NLRB Leaving Some Presents for McDonald’s Franchises

 The National Labor Relations Board (NLRB) has apparently decided to mark the end of 2014 by dramatically changing its own precedent regarding franchised businesses. On Friday, the Board announced that it has issued 13 complaints involving 78 labor practice charges against McDonald’s. These charges are notable because they frame McDonald’s and McDonald’s franchisees as “joint-employers,” when NLRB itself has long considered them as separate legal entities. This shift could have serious ramifications not only for McDonald’s, but also for franchises in general.

The NLRB Regional offices that issued the complaints include: Manhattan, Philadelphia, Detroit, Atlanta, Chicago, St. Louis, Kansas City, New Orleans, Minneapolis, San Francisco, Indianapolis, Phoenix, and Los Angeles. Administrative law judges (ALJs) will hold a set of 3 regional hearings in New York City, Chicago, and Los Angeles in order to expedite the process. Initial rounds of litigation begin on March 30, 2015. The unsuccessful side of any of these proceedings can appeal to the full NLRB.

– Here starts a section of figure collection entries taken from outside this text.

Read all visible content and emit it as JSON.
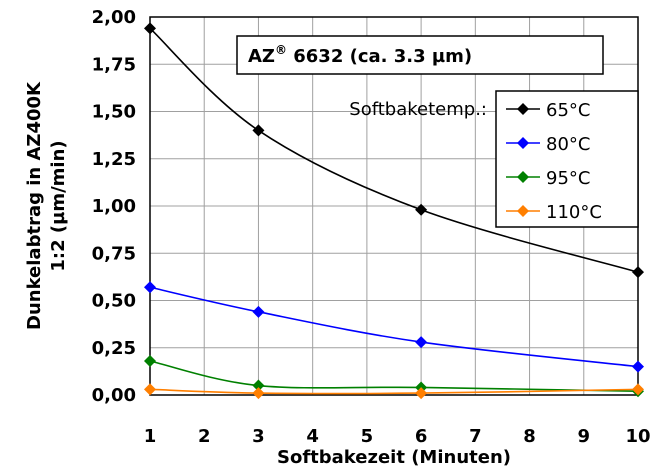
{
  "chart_data": {
    "type": "line",
    "title": "",
    "xlabel": "Softbakezeit (Minuten)",
    "ylabel_line1": "Dunkelabtrag in AZ400K",
    "ylabel_line2": "1:2 (µm/min)",
    "xlim": [
      1,
      10
    ],
    "ylim": [
      0,
      2.0
    ],
    "x_ticks": [
      1,
      2,
      3,
      4,
      5,
      6,
      7,
      8,
      9,
      10
    ],
    "y_ticks": [
      0,
      0.25,
      0.5,
      0.75,
      1.0,
      1.25,
      1.5,
      1.75,
      2.0
    ],
    "y_tick_labels": [
      "0,00",
      "0,25",
      "0,50",
      "0,75",
      "1,00",
      "1,25",
      "1,50",
      "1,75",
      "2,00"
    ],
    "grid": true,
    "legend_placement": "right",
    "legend_title": "Softbaketemp.:",
    "annotation": {
      "text_main": "AZ",
      "superscript": "®",
      "text_rest": " 6632 (ca. 3.3 µm)"
    },
    "series": [
      {
        "name": "65°C",
        "color": "#000000",
        "x": [
          1,
          3,
          6,
          10
        ],
        "values": [
          1.94,
          1.4,
          0.98,
          0.65
        ]
      },
      {
        "name": "80°C",
        "color": "#0000ff",
        "x": [
          1,
          3,
          6,
          10
        ],
        "values": [
          0.57,
          0.44,
          0.28,
          0.15
        ]
      },
      {
        "name": "95°C",
        "color": "#008000",
        "x": [
          1,
          3,
          6,
          10
        ],
        "values": [
          0.18,
          0.05,
          0.04,
          0.02
        ]
      },
      {
        "name": "110°C",
        "color": "#ff7f00",
        "x": [
          1,
          3,
          6,
          10
        ],
        "values": [
          0.03,
          0.01,
          0.01,
          0.03
        ]
      }
    ]
  }
}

This announcement marks an escalation of an increasingly activist, rather than impartial adjudicator, NLRB. In fact, they are even breaking from long-established precedent. As the American Action Forum (AAF) has previously noted:

As for the current debate, since 1984 U.S. businesses have operated under a relationship that held any firm as a joint-employer only if it exercised direct control of employees in another business. For example, hiring, firing, and supervision constituted direct control. Even before the 1980s, the NLRB has long established that franchisors are not joint-employers because all interactions with franchisees are aimed to preserve the franchise brand, not tell franchisees how to manage their workers.

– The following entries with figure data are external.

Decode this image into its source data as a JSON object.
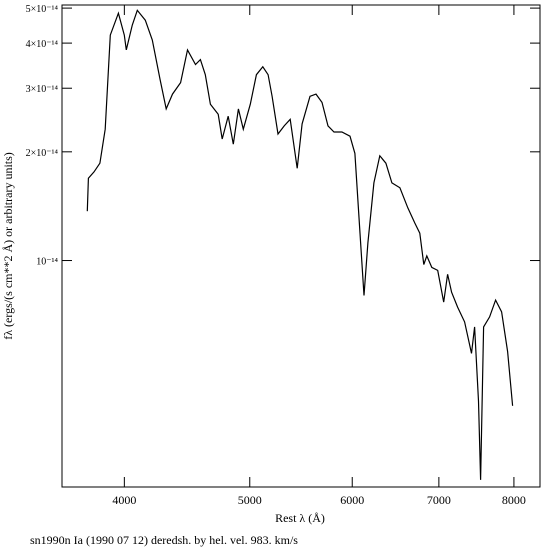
{
  "chart_data": {
    "type": "line",
    "title": "sn1990n Ia (1990 07 12) deredsh. by hel. vel.   983. km/s",
    "x_label": "Rest λ (Å)",
    "y_label": "fλ (ergs/(s cm**2 Å) or arbitrary units)",
    "x_scale": "log",
    "y_scale": "log",
    "color": "#000000",
    "xlim": [
      3580,
      8380
    ],
    "ylim": [
      2.36e-15,
      5.1e-14
    ],
    "xticks": [
      4000,
      5000,
      6000,
      7000,
      8000
    ],
    "yticks": [
      {
        "value": 1e-14,
        "label": "10⁻¹⁴"
      },
      {
        "value": 2e-14,
        "label": "2×10⁻¹⁴"
      },
      {
        "value": 3e-14,
        "label": "3×10⁻¹⁴"
      },
      {
        "value": 4e-14,
        "label": "4×10⁻¹⁴"
      },
      {
        "value": 5e-14,
        "label": "5×10⁻¹⁴"
      }
    ],
    "x": [
      3745,
      3752,
      3790,
      3830,
      3866,
      3901,
      3958,
      4000,
      4014,
      4057,
      4093,
      4152,
      4204,
      4263,
      4309,
      4358,
      4421,
      4476,
      4540,
      4580,
      4620,
      4662,
      4727,
      4761,
      4812,
      4856,
      4900,
      4943,
      5005,
      5059,
      5117,
      5166,
      5203,
      5258,
      5316,
      5373,
      5440,
      5488,
      5566,
      5625,
      5686,
      5747,
      5808,
      5891,
      5976,
      6029,
      6083,
      6127,
      6170,
      6236,
      6302,
      6370,
      6439,
      6531,
      6624,
      6706,
      6766,
      6815,
      6851,
      6912,
      6985,
      7060,
      7110,
      7161,
      7237,
      7328,
      7419,
      7459,
      7512,
      7540,
      7580,
      7661,
      7743,
      7826,
      7910,
      7981
    ],
    "values": [
      1.37e-14,
      1.69e-14,
      1.76e-14,
      1.86e-14,
      2.31e-14,
      4.21e-14,
      4.84e-14,
      4.21e-14,
      3.83e-14,
      4.49e-14,
      4.93e-14,
      4.63e-14,
      4.08e-14,
      3.17e-14,
      2.63e-14,
      2.89e-14,
      3.11e-14,
      3.83e-14,
      3.49e-14,
      3.6e-14,
      3.27e-14,
      2.71e-14,
      2.54e-14,
      2.17e-14,
      2.51e-14,
      2.1e-14,
      2.63e-14,
      2.31e-14,
      2.71e-14,
      3.27e-14,
      3.44e-14,
      3.27e-14,
      2.85e-14,
      2.24e-14,
      2.36e-14,
      2.46e-14,
      1.8e-14,
      2.39e-14,
      2.85e-14,
      2.89e-14,
      2.74e-14,
      2.36e-14,
      2.27e-14,
      2.27e-14,
      2.21e-14,
      1.98e-14,
      1.19e-14,
      8e-15,
      1.12e-14,
      1.64e-14,
      1.95e-14,
      1.86e-14,
      1.64e-14,
      1.59e-14,
      1.4e-14,
      1.27e-14,
      1.19e-14,
      9.75e-15,
      1.03e-14,
      9.57e-15,
      9.39e-15,
      7.67e-15,
      9.16e-15,
      8.17e-15,
      7.43e-15,
      6.76e-15,
      5.53e-15,
      6.55e-15,
      4.08e-15,
      2.47e-15,
      6.55e-15,
      6.98e-15,
      7.77e-15,
      7.21e-15,
      5.6e-15,
      3.96e-15
    ]
  }
}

The timing of the McDonald’s complaints is particularly interesting as the NLRB’s ruling in the Browning-Ferris case is expected soon. In that case, the NLRB’s General Counsel office seeks to reverse the definition of joint-employment and hold firms as joint-employers if they simply exert indirect influence of employees in another business. This definition of a joint-employer is naturally vague and will only create confusion and uncertainty in the franchise industry.

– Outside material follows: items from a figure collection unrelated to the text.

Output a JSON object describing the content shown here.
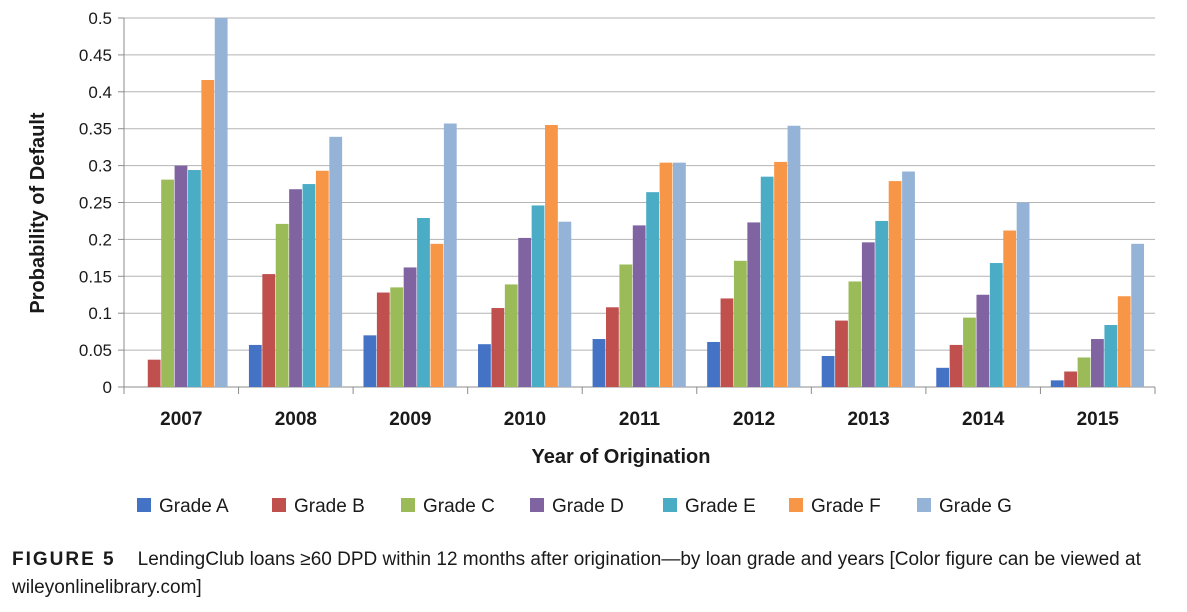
{
  "chart_data": {
    "type": "bar",
    "title": "",
    "xlabel": "Year of Origination",
    "ylabel": "Probability of Default",
    "ylim": [
      0,
      0.5
    ],
    "yticks": [
      "0",
      "0.05",
      "0.1",
      "0.15",
      "0.2",
      "0.25",
      "0.3",
      "0.35",
      "0.4",
      "0.45",
      "0.5"
    ],
    "grid": true,
    "legend_position": "bottom",
    "categories": [
      "2007",
      "2008",
      "2009",
      "2010",
      "2011",
      "2012",
      "2013",
      "2014",
      "2015"
    ],
    "series": [
      {
        "name": "Grade A",
        "color": "#4472C4",
        "values": [
          0,
          0.057,
          0.07,
          0.058,
          0.065,
          0.061,
          0.042,
          0.026,
          0.009
        ]
      },
      {
        "name": "Grade B",
        "color": "#C0504D",
        "values": [
          0.037,
          0.153,
          0.128,
          0.107,
          0.108,
          0.12,
          0.09,
          0.057,
          0.021
        ]
      },
      {
        "name": "Grade C",
        "color": "#9BBB59",
        "values": [
          0.281,
          0.221,
          0.135,
          0.139,
          0.166,
          0.171,
          0.143,
          0.094,
          0.04
        ]
      },
      {
        "name": "Grade D",
        "color": "#8064A2",
        "values": [
          0.3,
          0.268,
          0.162,
          0.202,
          0.219,
          0.223,
          0.196,
          0.125,
          0.065
        ]
      },
      {
        "name": "Grade E",
        "color": "#4BACC6",
        "values": [
          0.294,
          0.275,
          0.229,
          0.246,
          0.264,
          0.285,
          0.225,
          0.168,
          0.084
        ]
      },
      {
        "name": "Grade F",
        "color": "#F79646",
        "values": [
          0.416,
          0.293,
          0.194,
          0.355,
          0.304,
          0.305,
          0.279,
          0.212,
          0.123
        ]
      },
      {
        "name": "Grade G",
        "color": "#95B3D7",
        "values": [
          0.5,
          0.339,
          0.357,
          0.224,
          0.304,
          0.354,
          0.292,
          0.25,
          0.194
        ]
      }
    ]
  },
  "caption": {
    "label": "FIGURE 5",
    "text": "LendingClub loans ≥60 DPD within 12 months after origination—by loan grade and years [Color figure can be viewed at wileyonlinelibrary.com]"
  }
}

NLRB’s primary aim is to open these franchise businesses to unionization. This is problematic because under a franchise structure, although the franchisee uses a national brand, they generally operate as an independent business making their own management decisions. Operations on such a scale do not rise to the level of necessitating the sort of collective bargaining issues NLRB typically regulates.

Beyond the regulatory overreach of NLRB’s actions are the practical consequences. These actions threaten to open franchises up to further regulatory scrutiny down the road that could affect their overall growth. In addition, only half of the regions will see adjudication in this first round, thus, those outside of the major regions will have to operate under a cloud of regulatory uncertainty going forward. For perspective, this is one of fastest growing parts of the nation’s economy – adding 25,000 jobs just last month – but now must operate under new regulatory scrutiny and legal liability.

Between this action and their recent rule on Representation Case Procedures, NLRB looks to have regained some regulatory zeal heading into 2015. However, reversing decades of precedent and adding new layers of regulation to what are essentially small businesses will doubtless have a significant impact on the nation’s economy.